US core PCE Index may not help the dollar recoup losses – Forex News Preview

Christina Parthenidou, XM Investment Research Desk

The Fed’s favorite inflation measure, the core Personal Consumption Expenditure (PCE) index will be out on Friday at 13:30 GMT accompanied with personal consumption and income data. The release which regards the month of January is expected to show a slightly stronger inflation for the second consecutive month, but the news will not affect much markets’ increasing expectations of a rate cut, probably giving little support to the dollar that started the week in the negative territory. 

Fed may not think twice to cut interest rates if needed

At the end of 2019, markets were confident that the cocktail of the phase one trade deal between the US and China and the Brexit agreement could cheer the struggling business world at least in the first half of the year even though some key issues remain open. Unexpectedly, though, the coronavirus outbreak turned into something more serious as its fast-deadly spread outside China’s borders in February and the lack of an antidote forced business closures, travel bans and quarantines, restoring risk aversion in global markets and fears of a growth slowdown instead.

The truth is that the US economy is generally faring better than others in Europe and Asia although it had a challenging year in 2019. That said, if supply chains and flight carriers in the rest of the world lock down their activities, the US is likely to feel the pain too. Particularly, the preliminary Markit PMI survey for the month of February has already warned over a receding growth in the first quarter. The services index plummeted surprisingly below the 50 mark that separates contraction from expansion in the sector and to the lowest since October 2013, while the manufacturing index also declined, barely holding above that threshold, amid fears the virus could scale down demand across sectors and freeze business spending.

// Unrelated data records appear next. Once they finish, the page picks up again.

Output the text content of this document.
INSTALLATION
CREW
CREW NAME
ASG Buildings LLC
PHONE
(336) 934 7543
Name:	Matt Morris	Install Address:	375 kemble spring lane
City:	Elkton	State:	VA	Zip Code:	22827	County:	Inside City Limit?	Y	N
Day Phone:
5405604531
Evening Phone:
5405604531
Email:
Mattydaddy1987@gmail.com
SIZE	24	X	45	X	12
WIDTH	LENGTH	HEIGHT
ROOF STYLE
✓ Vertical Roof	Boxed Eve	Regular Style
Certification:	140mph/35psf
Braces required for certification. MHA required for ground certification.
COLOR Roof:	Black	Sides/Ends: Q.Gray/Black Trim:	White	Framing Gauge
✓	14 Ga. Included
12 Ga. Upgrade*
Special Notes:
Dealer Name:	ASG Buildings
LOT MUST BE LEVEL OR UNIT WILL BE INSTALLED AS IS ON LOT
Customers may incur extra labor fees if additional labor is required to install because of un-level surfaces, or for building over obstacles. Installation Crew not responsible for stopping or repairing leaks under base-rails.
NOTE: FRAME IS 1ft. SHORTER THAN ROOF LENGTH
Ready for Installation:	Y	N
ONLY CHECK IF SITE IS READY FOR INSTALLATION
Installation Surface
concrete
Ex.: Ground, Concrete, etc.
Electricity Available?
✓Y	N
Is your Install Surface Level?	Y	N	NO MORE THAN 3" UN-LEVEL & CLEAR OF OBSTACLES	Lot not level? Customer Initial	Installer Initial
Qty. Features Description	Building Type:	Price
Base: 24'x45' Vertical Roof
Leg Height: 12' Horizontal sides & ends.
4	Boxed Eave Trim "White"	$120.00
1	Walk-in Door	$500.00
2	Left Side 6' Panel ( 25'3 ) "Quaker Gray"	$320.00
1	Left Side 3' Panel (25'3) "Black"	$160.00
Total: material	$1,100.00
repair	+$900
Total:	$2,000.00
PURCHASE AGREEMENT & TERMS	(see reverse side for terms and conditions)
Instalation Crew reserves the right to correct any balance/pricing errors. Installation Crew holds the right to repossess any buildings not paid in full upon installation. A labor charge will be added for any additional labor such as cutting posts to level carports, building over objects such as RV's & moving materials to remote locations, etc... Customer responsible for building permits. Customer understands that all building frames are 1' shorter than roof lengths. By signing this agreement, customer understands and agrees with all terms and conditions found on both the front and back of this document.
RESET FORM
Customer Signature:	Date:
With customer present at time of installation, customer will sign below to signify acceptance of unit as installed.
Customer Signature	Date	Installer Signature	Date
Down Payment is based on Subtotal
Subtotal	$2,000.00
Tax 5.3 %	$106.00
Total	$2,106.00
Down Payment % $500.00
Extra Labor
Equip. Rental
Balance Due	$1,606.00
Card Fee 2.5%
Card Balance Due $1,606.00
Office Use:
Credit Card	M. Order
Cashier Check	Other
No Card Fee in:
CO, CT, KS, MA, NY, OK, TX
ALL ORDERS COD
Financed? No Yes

Besides falling GDP growth, inflation, which the Fed is closely monitoring to detect any need for monetary adjustment, could also resume its downward direction on the back of a slowing global demand, leaving policymakers behind their 2.0% target. If this scenario materializes, the Fed chief Powell, who previously pledged to keep interest rates unchanged this year, will likely call for additional rate cuts. And he probably won’t think twice as the Fed unlike other major central banks, whose interest rates are around zero, has still some room for monetary easing. Still, whether there will be a one 25bps rate cut as soon as in June or more later in the year as the fed funds futures currently price in, that will depend on how long it will take to contain the virus and how bad its economic impact on the data will be in the coming months.

Any rise in inflation may be temporary

Turning to Friday’s data, the case for a rate cut will not be reduced if the core PCE index inches up from 1.6% to 1.7% on a yearly basis in January as analysts anticipate, and personal consumption and income hold steady at 0.2% and 0.3% month-on-month respectively. Investors, however, will not rush to downgrade their rate projections either as January’s data may have not fully captured the impact from the virus, making a downside reversal in the numbers in the coming months a likely scenario.

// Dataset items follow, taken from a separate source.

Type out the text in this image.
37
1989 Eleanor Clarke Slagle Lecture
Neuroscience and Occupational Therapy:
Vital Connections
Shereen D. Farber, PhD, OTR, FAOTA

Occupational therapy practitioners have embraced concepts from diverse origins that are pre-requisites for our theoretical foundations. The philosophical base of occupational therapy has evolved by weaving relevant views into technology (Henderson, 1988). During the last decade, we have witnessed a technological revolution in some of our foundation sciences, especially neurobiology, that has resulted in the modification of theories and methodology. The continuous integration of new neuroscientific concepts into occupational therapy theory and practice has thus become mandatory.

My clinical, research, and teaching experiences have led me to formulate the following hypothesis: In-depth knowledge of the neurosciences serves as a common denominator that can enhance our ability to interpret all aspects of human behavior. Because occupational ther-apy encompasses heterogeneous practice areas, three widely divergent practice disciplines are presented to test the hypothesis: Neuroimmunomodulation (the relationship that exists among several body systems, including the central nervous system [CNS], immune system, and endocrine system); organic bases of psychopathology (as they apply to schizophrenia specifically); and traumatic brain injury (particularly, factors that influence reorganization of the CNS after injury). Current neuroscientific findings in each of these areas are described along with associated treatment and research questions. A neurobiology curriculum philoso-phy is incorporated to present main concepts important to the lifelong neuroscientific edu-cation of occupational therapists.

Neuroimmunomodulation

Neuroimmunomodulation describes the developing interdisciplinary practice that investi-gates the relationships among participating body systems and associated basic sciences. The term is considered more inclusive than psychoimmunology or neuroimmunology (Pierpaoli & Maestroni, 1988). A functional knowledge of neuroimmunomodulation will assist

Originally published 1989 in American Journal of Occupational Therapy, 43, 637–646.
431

Technical view on dollar  

Instead traders could show patience until further notice, preventing the dollar from recouping this week’s sharp losses or just letting it enjoy a short-lived upside correction in case the release comes in stronger-than-expected. Still, any upside surprise should be convincing enough for the greenback to challenge last week’s peaks.

Looking at USDJPY, potential support to downside movements could be the 110.00-109.70 area, while lower 109.30 could be another level to watch before all eyes turn to the ascending trendline.

On the upside, immediate resistance could be detected within the 110.70-111.00 region.